Mary (May) McGee contraceptive case
This is an EXTRACT from The Reconstitution of Ireland
The McGee case decision of the Supreme Court in 1973 was a landmark in Irish law. The interpretation, up to then, of a law of 1935 had made it impossible for Irish people to legally obtain contraceptives.
A 27-year-old mother of four, Mrs. Mary McGee, had taken a case in the High Court which sought a declaration that a part of the 1935 act, which banned the importation and sale of contraceptives, was invalid and contrary to the Constitution. Her case was special. She had suffered from toxaemia in each of her four pregnancies, and during the second she had had a cerebral thrombosis. Because of this her husband and herself had made up their minds not to have any more children. Mrs. McGee also thought that it would not be fair to either herself or her husband to discontinue having sexual intercourse, so they had decided on the use of contraception. This would be regarded as a most responsible attitude to adopt today, but was not so, at all, in the Ireland of 1973.
Mrs. McGee won her case on appeal to the Supreme Court. At one hearing her husband, Seamus, was asked by a lawyer if he would be happy seeing his wife using contraceptives. His answer caused a stir. He said he would prefer to have her taking contraceptives than to be in the position where he had to visit her grave very week.
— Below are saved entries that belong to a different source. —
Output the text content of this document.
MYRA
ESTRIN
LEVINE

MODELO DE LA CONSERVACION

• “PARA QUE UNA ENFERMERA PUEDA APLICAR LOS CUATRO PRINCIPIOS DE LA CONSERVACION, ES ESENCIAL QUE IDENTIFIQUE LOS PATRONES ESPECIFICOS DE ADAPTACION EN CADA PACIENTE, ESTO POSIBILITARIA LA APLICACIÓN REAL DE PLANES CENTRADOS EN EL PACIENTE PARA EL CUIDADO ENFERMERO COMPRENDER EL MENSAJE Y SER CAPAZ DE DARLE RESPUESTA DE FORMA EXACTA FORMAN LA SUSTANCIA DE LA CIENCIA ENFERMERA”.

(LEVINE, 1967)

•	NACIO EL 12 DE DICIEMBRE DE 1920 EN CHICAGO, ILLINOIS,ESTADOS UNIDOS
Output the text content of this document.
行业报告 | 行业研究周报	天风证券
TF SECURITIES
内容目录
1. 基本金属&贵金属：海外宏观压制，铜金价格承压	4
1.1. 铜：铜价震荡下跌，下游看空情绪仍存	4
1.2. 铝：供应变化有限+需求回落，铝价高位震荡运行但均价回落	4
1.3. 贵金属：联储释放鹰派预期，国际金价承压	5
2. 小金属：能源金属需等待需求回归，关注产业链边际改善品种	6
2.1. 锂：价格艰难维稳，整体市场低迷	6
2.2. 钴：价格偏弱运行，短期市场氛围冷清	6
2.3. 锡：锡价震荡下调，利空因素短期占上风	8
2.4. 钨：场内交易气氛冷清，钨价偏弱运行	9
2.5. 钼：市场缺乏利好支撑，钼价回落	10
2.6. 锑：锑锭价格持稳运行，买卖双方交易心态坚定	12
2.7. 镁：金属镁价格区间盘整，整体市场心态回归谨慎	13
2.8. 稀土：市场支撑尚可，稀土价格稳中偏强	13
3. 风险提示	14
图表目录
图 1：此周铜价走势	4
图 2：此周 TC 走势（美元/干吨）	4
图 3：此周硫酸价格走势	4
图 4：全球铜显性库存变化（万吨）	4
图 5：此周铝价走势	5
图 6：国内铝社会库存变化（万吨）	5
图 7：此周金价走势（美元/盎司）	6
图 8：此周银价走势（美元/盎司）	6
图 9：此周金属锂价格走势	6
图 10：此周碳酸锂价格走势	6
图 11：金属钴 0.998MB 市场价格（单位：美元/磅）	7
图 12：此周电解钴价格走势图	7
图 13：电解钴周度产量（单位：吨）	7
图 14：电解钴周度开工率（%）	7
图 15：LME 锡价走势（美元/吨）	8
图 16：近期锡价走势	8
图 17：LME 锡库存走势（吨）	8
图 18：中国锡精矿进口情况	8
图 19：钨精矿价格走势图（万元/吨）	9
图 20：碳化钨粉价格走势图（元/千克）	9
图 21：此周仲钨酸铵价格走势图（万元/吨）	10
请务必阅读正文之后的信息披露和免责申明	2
That win could not have been the end of the matter, though, because legislation was then needed to implement the court’s decision. There followed many convolutions in government and on the streets, including for a time a law that stipulated that contraception could only be provided to married couples, and then only on foot of a doctor’s prescription! Earlier, in 1968, the then Pope, Paul VI, had issued a letter to his bishops, known as an encyclical, which instructed them that what he called artificial contraception, in other words anything that relied on mechanical or chemical inhibition of conception, such as condoms or the contraceptive pill, could not be used by Roman Catholics. The title of this directive was “Humanae Vitae”. Because it came from the Pope it was regarded as the very last word on the topic for the adherents of his religion.